Question for “Recovered” PA’s/SO’s

Discussion in 'Rebooting in a Relationship' started by RecoveringLion, Jun 15, 2018.

  1. RecoveringLion

    RecoveringLion Fapstronaut

    I know recovery ongoing process, but this question is for the more experiences PA’s/SO’s who have managed to get through most of the healing, reconciliation and recovery.

    When does it start to get better? My wife and I have been at this for almost a year now. I can say with an honest heart that I have put forth my best effort into personal and relational recovery. I am working very hard to be honest with myself and with her, to keep my toxic family at a distance, to grow personally and mature and to be a better husband. We have little pockets of happiness, but they always descen at some point into her being angry and telling me she hates me, regrets marrying me, feels like I have ruined any hope she has for happiness in life. It’s a heavy burden to carry when she says things like that. I try to listen gracefully, but it requires an act of God to avoid falling into the same cycle of shame, self-contempt, then self hatred. Every ounce of me wants to run away in those moments and just throw in the towel. She can tell when I am hurting by those comments and will sometimes get aggressive and say things like “what are you just going to fall into a pit of despair and wallow in shame now?”

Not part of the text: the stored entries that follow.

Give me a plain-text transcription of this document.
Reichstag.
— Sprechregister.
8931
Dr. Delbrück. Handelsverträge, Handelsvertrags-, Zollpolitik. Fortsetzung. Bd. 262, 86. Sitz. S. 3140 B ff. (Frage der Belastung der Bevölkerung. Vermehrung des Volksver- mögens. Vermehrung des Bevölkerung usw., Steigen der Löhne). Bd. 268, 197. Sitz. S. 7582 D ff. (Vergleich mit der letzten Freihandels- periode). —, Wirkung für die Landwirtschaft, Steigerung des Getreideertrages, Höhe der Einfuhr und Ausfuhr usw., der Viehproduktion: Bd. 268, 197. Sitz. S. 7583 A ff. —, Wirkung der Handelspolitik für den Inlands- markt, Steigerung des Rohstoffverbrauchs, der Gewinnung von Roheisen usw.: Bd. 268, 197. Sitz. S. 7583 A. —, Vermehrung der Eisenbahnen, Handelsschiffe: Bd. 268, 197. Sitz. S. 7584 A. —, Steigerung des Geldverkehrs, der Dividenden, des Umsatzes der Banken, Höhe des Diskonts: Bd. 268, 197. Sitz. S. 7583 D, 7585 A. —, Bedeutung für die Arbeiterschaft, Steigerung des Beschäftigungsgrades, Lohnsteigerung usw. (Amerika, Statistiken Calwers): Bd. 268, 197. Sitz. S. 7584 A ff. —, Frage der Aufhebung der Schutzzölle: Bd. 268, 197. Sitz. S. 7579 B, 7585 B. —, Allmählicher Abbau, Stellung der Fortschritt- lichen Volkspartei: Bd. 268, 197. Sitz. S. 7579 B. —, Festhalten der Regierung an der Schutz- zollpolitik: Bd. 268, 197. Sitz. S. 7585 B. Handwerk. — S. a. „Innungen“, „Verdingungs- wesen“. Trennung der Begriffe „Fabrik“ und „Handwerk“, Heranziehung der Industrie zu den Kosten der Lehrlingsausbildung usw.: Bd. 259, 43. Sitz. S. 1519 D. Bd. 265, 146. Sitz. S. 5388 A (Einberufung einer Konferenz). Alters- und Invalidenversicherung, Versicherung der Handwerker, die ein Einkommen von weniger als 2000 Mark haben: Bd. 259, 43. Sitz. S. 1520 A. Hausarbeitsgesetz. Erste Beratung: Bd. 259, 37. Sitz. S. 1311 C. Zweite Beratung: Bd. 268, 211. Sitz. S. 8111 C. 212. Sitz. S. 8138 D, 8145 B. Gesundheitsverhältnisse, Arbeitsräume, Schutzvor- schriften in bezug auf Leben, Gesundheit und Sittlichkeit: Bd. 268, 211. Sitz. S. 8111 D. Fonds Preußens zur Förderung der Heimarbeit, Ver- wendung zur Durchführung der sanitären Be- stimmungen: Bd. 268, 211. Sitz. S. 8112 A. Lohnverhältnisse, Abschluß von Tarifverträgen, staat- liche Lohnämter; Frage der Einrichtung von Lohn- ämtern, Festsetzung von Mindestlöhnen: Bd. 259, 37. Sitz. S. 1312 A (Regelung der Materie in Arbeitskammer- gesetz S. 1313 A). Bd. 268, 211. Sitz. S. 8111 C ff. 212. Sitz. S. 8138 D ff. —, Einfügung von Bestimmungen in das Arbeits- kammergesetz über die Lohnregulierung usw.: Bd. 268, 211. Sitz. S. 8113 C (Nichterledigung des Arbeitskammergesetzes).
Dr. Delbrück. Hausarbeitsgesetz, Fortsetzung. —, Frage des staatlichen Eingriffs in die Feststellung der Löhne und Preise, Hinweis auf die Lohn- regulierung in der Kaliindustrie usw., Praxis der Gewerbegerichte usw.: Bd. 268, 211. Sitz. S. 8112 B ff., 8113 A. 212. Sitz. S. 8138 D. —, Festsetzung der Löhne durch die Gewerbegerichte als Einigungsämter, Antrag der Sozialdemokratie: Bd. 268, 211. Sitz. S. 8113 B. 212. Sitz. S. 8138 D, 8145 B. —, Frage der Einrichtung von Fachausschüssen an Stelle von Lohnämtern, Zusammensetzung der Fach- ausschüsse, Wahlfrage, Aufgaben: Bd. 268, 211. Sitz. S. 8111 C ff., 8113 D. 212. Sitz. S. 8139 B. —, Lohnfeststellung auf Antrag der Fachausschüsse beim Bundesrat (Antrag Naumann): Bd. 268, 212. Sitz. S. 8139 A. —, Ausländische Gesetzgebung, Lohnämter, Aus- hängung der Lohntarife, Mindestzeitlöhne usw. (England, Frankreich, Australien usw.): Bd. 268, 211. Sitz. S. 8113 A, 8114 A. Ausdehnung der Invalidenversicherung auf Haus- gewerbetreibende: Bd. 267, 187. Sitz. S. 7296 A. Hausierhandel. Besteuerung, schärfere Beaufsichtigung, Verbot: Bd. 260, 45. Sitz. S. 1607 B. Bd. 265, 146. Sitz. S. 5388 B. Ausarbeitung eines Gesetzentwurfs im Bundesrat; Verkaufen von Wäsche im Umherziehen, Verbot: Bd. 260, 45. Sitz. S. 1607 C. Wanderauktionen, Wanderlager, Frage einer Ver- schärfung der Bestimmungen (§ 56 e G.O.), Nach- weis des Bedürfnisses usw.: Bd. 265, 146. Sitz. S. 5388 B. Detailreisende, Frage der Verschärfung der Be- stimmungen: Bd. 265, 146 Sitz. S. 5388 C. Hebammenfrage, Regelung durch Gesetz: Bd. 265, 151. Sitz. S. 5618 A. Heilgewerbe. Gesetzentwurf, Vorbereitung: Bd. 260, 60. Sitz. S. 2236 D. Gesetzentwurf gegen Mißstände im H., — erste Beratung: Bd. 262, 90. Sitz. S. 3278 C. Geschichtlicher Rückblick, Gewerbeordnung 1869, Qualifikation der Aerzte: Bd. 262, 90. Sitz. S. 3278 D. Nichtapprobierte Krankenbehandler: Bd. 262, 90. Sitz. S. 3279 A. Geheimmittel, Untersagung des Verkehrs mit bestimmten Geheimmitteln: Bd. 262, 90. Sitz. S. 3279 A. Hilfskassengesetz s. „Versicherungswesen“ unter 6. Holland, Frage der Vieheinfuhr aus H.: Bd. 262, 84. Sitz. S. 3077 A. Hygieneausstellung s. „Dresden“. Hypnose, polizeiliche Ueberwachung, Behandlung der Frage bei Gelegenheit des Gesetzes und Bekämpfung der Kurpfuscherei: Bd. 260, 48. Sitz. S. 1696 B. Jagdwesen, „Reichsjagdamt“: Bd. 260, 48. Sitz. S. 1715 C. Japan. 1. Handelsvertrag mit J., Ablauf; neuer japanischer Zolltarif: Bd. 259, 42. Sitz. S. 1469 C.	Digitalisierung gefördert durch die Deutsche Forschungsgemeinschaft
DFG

    I get it. She’s hurting. She has every right. I have been a scum bag. I was raised by a sociopathic father who always treated my mother with contempt and made a grand show of his love for her to others. I treated my wife the same way. I did the best I could with what I had, I watched it not be enough, and slowly resentment, anger and contempt towards her grew. Over 5 years it tore her down, robbed her of her confidence, and made her insecure. It was never intentional, but that doesn’t exonerate me. After D-Day my parents demonized her and took her side. This magnified her suffering. She often says she wants to leave, but cant because I didnt do anything that “breaks the contract” (like have an affair). So she feels like she is trapped with me.

    10 months after d-day, every day is a struggle. Trying to be a better man than my father. Understanding my tendency to treat her like shit and trying to do better, while fairly often being met with rejection by her. Battling shame and self hatred for what I have done to her. My recovery has been far from perfect, but my heart is in it. I want to make her feel loved and desired. The biggest obstacle is my own shame, which I am having breakthroughs with. The shame keeps me from wanting her, because as my wife, she is a mirror. She reflects me back to me, and I often dont like what I see. I am facing and working on that...

    So when does it start to get better?
  2. TryingHard2Change

    TryingHard2Change Distinguished Fapstronaut

    Great question...I have read that 2-5 years is the general timeline of full recovery. The other day, I asked MightyQuinn a question about "experiencing joy"--how long for his scenario. He wrote back "3 years...maybe 5 years."

    I don't know if that is helpful.
  3. Hi @RecoveryLion,

    In my experience, it took a very very long time and it's still taking time. I am still getting better (8 years). I like to say I spent 25 years getting into the problem and I'm 8 years through the 25 of getting out. After 2 years of marriage after the start of recovery, I chose to divorce which led to another 2 years of pain. But all through that process I was getting better and better slowly.

    If you say it took 5 years to get into the problem, it may take just as long to get out. We didn't get here the easy way, we got here the hard way. You're working hard, your wife is working hard. Keep working. If you're going through hell, keep going.

    One thing that might help your wife, it may scare you to tell her this. But she _can_ leave. She has every right to exit the relationship if she wants to. I think some of here outbursts towards you stem from a resentment she has about something she feels she can't do. If she were to understand that should _can_ do that, then she can make a positive and affirmative decision about staying in the marriage, rather than feeling like she has to.

    Does that make sense?

    Queen_Of_Hearts_13 and Trappist like this.
  4. I also want to add that, in my recovery, I have many times "taken the scenic route". For example, after my separation and divorce, I went through a brief period of "the fuck-its" where I relapsed because, hey, why do I need to be sober for anyone? You, @Trappist, @TryingHard2Change, and some others are people I see as having a head start on me. In many ways, my recovery is admirable and I am an example of what to do, but in many other ways, I stand before you as an example of what _not_ to do. You guys are doing great. Keep it up.

    Trappist and TryingHard2Change like this.
  5. Rock_Star

    Rock_Star Fapstronaut

    it's definitely not an easy path. I agree with @TheMightyQuinn if your wife feels like she has no control over anything, she's going to hold onto that resentment. also you did have an affair. it's hard to hear but you went outside your marriage to be with other women. here's an article Idk if you've read it.
    this will help you understand how she feels. you'll never be able to fully understand exactly how she feels but you should be understanding. letting her express her emotions and not shutting down and letting them just bounce off of you isn't good either. you really have to absorb that pain. it's the hardest thing a PA has to do cause we used P to hide from our emotions. when we as PA get dump with those emotions it is extremely overwhelming, and like you said does feel like it takes an act of god to bear them. you have to remember though that she is bearing all of those emotions by herself and wants you to help her.